Background to the conflict

  • The escalation of rocket fire from the Gaza Strip into Israeli towns and cities, in particular the firing of around 100 rockets on Monday 7 July, led the Israeli Security Cabinet to launch Operation Protective Edge, in an effort to restore quiet.
  • A ceasefire established after Operation Pillar of Defence in November 2012 began to erode with increasing Palestinian rocket fire in the first few months of 2014. The rocket fire increased further after Israel arrested hundreds of Hamas operatives in the West Bank whilst trying to find three Israeli teenagers abducted by Hamas operatives in June.
  • Though the current escalation was set off by events in the West Bank, Hamas was driven to escalate and continue the fighting to extricate itself from an economic and political crisis in the Gaza Strip, facing increasing regional isolation.
  • Israel did not seek an escalation in the Gaza Strip and consistently sent messages to Hamas that ‘quiet would be answered with quiet’.
  • Israel launched a two week ground operation in the Gaza Strip on 17 July, following the rejection by Hamas of an Egyptian ceasefire proposal backed by the Arab League on 15 July. The main target of the ground operation was destroying concrete tunnels built by Hamas to carry terrorists under the border to carry out attacks in Israel.

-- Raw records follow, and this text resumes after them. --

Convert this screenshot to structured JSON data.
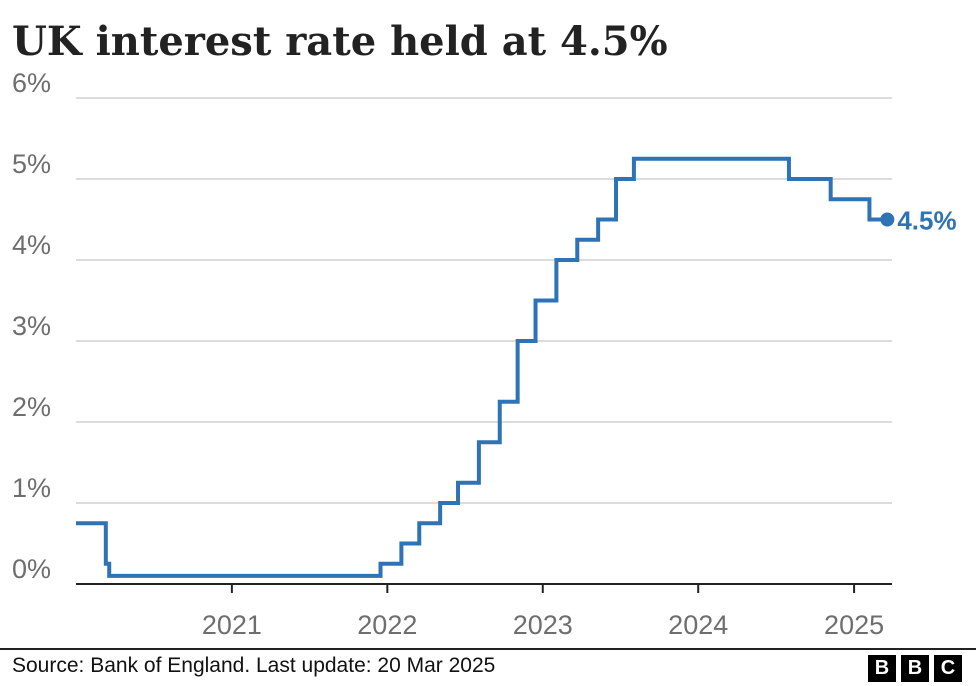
{
  "chart_data": {
    "type": "line",
    "title": "UK interest rate held at 4.5%",
    "xlabel": "",
    "ylabel": "",
    "x_tick_labels": [
      "2021",
      "2022",
      "2023",
      "2024",
      "2025"
    ],
    "y_tick_labels": [
      "0%",
      "1%",
      "2%",
      "3%",
      "4%",
      "5%",
      "6%"
    ],
    "xlim": [
      "2020-01-01",
      "2025-03-31"
    ],
    "ylim": [
      0,
      6
    ],
    "grid": true,
    "line_color": "#2f73b7",
    "end_label": "4.5%",
    "series": [
      {
        "step": "post",
        "points": [
          [
            "2020-01-01",
            0.75
          ],
          [
            "2020-03-11",
            0.25
          ],
          [
            "2020-03-19",
            0.1
          ],
          [
            "2021-12-16",
            0.25
          ],
          [
            "2022-02-03",
            0.5
          ],
          [
            "2022-03-17",
            0.75
          ],
          [
            "2022-05-05",
            1.0
          ],
          [
            "2022-06-16",
            1.25
          ],
          [
            "2022-08-04",
            1.75
          ],
          [
            "2022-09-22",
            2.25
          ],
          [
            "2022-11-03",
            3.0
          ],
          [
            "2022-12-15",
            3.5
          ],
          [
            "2023-02-02",
            4.0
          ],
          [
            "2023-03-23",
            4.25
          ],
          [
            "2023-05-11",
            4.5
          ],
          [
            "2023-06-22",
            5.0
          ],
          [
            "2023-08-03",
            5.25
          ],
          [
            "2024-08-01",
            5.0
          ],
          [
            "2024-11-07",
            4.75
          ],
          [
            "2025-02-06",
            4.5
          ],
          [
            "2025-03-20",
            4.5
          ]
        ]
      }
    ]
  },
  "footer": {
    "source": "Source: Bank of England. Last update: 20 Mar 2025",
    "logo": [
      "B",
      "B",
      "C"
    ]
  }
}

  • The Hamas-run Gaza health ministry claims more than 2,000 Palestinian fatalities, making no distinctions between militants and civilians. Israel believes that between 750 and 1,000 of the Palestinian fatalities are militants.
  • There were a total of 64 Israeli military fatalities and five civilian fatalities, including a four-year-old boy killed by a mortar on Friday 22 August, and an individual killed on Tuesday 26 August.
  • Around 4500 rockets and mortars have been fired towards Israeli towns and cities since the start of Operation Protective Edge on 8 July. Israel’s Iron Dome missile defence system intercepted more than 700 rockets heading for populated areas.